My Dad had to get dentures in his 30s as he lost his teeth because of a another health issue. He was always careful to keep his dentures in place, even at night. He hated being seen without them. As he aged, he lost more and more supportive bone, a natural thing when your teeth are removed since there's no pressure on the bone from chewing as you would have with natural teeth.
New dentures were purchased several times. They were relined. He kept at it. Then his brain surgery and consequent dementia put dental issues, for a time, on the back burner. That is until he managed to lose his lower dental plate. Many a nursing home staff member has dug through garbage looking for a denture plate that was thrown away with the uneaten food. We discovered that Dad's teeth were missing too late for that lovely chore, but did soon thereafter find out. So off to the dentist we went.
The dentist was wonderful with Dad, even though Dad couldn't be moved to the dental chair for a good exam. Also, Dad's dementia made doing a real exam extremely difficult, as he didn't understand what the dentist was doing.
However, the real problem was there was almost no bone left to support dentures, so the only thing to do at this late date was to order the best fit we could get from the skimpy exam and past records. Then we bought bonding products by the case.
Are natural teeth easier?
The question is, was Dad's experience worse than my mother-in-law's situation? She had her own teeth, but after a bout with pneumonia that took heavy duty antibiotics to cure, her teeth started to rot. She had an abscess, and that was taken care of by pulling the tooth and giving her more antibiotics. However, even that "cure" was traumatic for her.
She hated the looks of her teeth, but what could be done? She couldn't withstand the anesthetic and surgery to remove all of her teeth. Nor could she handle the physical or mental strain of a mouth full of root canals and/or implants. The nursing home kept her mouth clean, they checked for pain and swelling, but the teeth rotted away. I felt so sorry and totally helpless.
My mother had issues as well, though not as severe. I took her to her dentist to see what could be done about a molar that was snagging her cheek and bothering her. The very kind dentist said she was far too frail to handle the oral surgery she would need, as at her age the roots were grown so deep they would take extensive surgery to remove. A new substance had just come out that was like a temporary filling and he used that to smooth out the tooth.
The bottom line to me, as with so much of our elder's care, is their comfort.
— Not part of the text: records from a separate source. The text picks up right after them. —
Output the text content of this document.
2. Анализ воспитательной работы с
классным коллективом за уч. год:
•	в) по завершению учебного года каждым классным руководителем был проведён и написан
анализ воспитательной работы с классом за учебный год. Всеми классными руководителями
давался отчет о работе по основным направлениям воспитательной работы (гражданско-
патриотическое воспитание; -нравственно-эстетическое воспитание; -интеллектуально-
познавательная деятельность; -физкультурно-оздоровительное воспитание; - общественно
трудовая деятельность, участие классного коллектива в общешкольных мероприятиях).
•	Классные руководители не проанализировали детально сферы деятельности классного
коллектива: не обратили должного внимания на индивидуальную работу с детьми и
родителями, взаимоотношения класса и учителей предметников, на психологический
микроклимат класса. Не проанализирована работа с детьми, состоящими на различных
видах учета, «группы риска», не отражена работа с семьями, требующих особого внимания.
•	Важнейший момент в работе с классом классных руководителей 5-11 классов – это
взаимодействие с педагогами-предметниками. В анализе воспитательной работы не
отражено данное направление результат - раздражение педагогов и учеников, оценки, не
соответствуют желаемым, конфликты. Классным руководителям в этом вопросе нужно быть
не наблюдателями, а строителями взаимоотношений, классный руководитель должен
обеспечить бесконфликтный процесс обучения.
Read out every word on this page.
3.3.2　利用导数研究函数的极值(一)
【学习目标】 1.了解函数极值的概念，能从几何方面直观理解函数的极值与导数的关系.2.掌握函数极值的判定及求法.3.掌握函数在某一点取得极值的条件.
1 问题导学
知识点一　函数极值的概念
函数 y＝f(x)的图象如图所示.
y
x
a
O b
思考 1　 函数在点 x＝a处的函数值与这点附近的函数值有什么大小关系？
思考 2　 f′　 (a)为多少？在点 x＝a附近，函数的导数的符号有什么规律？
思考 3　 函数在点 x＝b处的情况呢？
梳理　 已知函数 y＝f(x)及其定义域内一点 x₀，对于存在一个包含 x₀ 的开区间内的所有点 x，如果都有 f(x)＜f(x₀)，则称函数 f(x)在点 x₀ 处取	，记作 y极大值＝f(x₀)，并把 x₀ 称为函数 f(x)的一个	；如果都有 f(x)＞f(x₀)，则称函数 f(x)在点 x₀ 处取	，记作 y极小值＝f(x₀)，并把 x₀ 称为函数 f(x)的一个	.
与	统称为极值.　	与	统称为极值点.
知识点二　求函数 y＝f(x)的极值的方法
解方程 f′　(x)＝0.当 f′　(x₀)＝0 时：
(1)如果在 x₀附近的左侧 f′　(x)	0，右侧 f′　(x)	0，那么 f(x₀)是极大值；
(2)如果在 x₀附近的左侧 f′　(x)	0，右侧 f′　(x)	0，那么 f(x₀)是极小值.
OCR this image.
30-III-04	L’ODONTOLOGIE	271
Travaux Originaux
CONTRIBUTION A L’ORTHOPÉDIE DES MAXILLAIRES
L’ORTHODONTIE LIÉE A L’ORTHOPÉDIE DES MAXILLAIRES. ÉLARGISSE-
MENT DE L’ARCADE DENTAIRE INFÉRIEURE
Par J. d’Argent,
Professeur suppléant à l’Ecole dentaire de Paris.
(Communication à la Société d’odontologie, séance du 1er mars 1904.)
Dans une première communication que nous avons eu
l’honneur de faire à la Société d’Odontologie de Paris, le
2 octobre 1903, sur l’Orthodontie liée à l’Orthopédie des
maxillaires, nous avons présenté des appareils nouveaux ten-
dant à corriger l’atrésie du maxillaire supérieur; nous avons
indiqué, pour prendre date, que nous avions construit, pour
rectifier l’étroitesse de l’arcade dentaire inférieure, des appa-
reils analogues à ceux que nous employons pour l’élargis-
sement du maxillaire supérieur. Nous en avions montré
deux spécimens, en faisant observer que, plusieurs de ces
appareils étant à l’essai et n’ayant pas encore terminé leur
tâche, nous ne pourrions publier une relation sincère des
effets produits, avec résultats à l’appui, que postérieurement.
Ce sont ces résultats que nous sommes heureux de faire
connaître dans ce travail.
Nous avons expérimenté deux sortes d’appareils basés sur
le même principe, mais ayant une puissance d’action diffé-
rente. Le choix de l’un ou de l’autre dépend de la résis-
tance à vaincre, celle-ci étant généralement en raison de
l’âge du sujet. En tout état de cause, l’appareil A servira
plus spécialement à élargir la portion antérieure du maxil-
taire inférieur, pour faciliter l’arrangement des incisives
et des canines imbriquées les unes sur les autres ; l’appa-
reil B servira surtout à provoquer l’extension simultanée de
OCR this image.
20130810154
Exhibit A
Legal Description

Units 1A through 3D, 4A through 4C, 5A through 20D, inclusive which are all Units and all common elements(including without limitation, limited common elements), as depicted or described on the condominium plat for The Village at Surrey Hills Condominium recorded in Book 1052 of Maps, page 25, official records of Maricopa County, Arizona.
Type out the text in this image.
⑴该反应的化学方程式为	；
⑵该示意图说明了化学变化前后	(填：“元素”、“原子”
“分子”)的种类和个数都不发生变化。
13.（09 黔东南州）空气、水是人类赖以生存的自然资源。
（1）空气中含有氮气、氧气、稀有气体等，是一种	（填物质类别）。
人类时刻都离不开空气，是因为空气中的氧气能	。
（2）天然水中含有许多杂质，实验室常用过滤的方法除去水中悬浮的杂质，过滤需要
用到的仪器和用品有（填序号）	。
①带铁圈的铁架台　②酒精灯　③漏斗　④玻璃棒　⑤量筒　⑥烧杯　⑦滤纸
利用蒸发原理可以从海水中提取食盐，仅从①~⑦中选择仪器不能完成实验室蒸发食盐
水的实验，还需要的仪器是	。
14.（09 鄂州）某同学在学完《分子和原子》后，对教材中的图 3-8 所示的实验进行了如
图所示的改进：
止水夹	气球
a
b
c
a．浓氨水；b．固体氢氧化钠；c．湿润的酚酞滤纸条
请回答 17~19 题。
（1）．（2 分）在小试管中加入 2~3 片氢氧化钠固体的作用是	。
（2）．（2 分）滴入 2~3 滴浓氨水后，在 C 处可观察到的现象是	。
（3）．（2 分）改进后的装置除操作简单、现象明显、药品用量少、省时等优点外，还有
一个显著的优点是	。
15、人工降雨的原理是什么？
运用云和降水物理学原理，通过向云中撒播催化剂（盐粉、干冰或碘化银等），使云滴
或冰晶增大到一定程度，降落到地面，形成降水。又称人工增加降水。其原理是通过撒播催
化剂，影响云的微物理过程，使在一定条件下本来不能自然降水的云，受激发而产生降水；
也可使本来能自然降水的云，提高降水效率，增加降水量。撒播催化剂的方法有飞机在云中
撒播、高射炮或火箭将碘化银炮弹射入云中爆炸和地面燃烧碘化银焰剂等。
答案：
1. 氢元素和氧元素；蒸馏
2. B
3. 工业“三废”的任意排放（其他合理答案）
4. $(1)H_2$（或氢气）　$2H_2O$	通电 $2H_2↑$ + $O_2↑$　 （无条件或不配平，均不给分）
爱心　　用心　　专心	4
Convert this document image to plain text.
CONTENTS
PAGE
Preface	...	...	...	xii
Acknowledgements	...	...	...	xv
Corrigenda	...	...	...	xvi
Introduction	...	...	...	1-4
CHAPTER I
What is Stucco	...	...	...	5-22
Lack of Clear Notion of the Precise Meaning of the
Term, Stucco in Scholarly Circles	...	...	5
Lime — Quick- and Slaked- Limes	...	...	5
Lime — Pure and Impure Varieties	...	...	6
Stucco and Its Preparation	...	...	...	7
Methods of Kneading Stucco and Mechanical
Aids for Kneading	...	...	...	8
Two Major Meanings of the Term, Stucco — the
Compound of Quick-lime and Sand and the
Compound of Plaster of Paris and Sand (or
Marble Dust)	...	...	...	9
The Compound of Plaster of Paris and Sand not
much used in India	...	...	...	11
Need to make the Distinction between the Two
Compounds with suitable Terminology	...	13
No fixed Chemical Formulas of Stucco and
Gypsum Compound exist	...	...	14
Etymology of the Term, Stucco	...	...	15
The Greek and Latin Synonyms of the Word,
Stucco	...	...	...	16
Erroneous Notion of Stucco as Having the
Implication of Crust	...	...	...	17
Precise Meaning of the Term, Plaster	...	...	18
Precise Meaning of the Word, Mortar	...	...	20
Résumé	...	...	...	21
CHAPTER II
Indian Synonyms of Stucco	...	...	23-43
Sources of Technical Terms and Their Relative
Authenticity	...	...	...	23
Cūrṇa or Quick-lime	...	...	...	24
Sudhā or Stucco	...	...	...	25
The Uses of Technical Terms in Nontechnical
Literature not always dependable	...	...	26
The actual route to find the best comfort zone for them varies. What can be done is often limited by their other health issues, physical and mental. This is especially evident when it comes to dental care.
My best advice is to see a dentist you feel has the patience to work with elders, but is also realistic. Ideally, nursing facilities could offer this service but most can't. Get the best professional advice you can. Do as much as you can realistically do. Continue to go for cleanliness, even if it means swabbing out the mouth with water a couple of times a day. This problem has no easy answer. So, what's new? Caregiver's often have to wing it. Just keep doing your best and understand that's all you can do.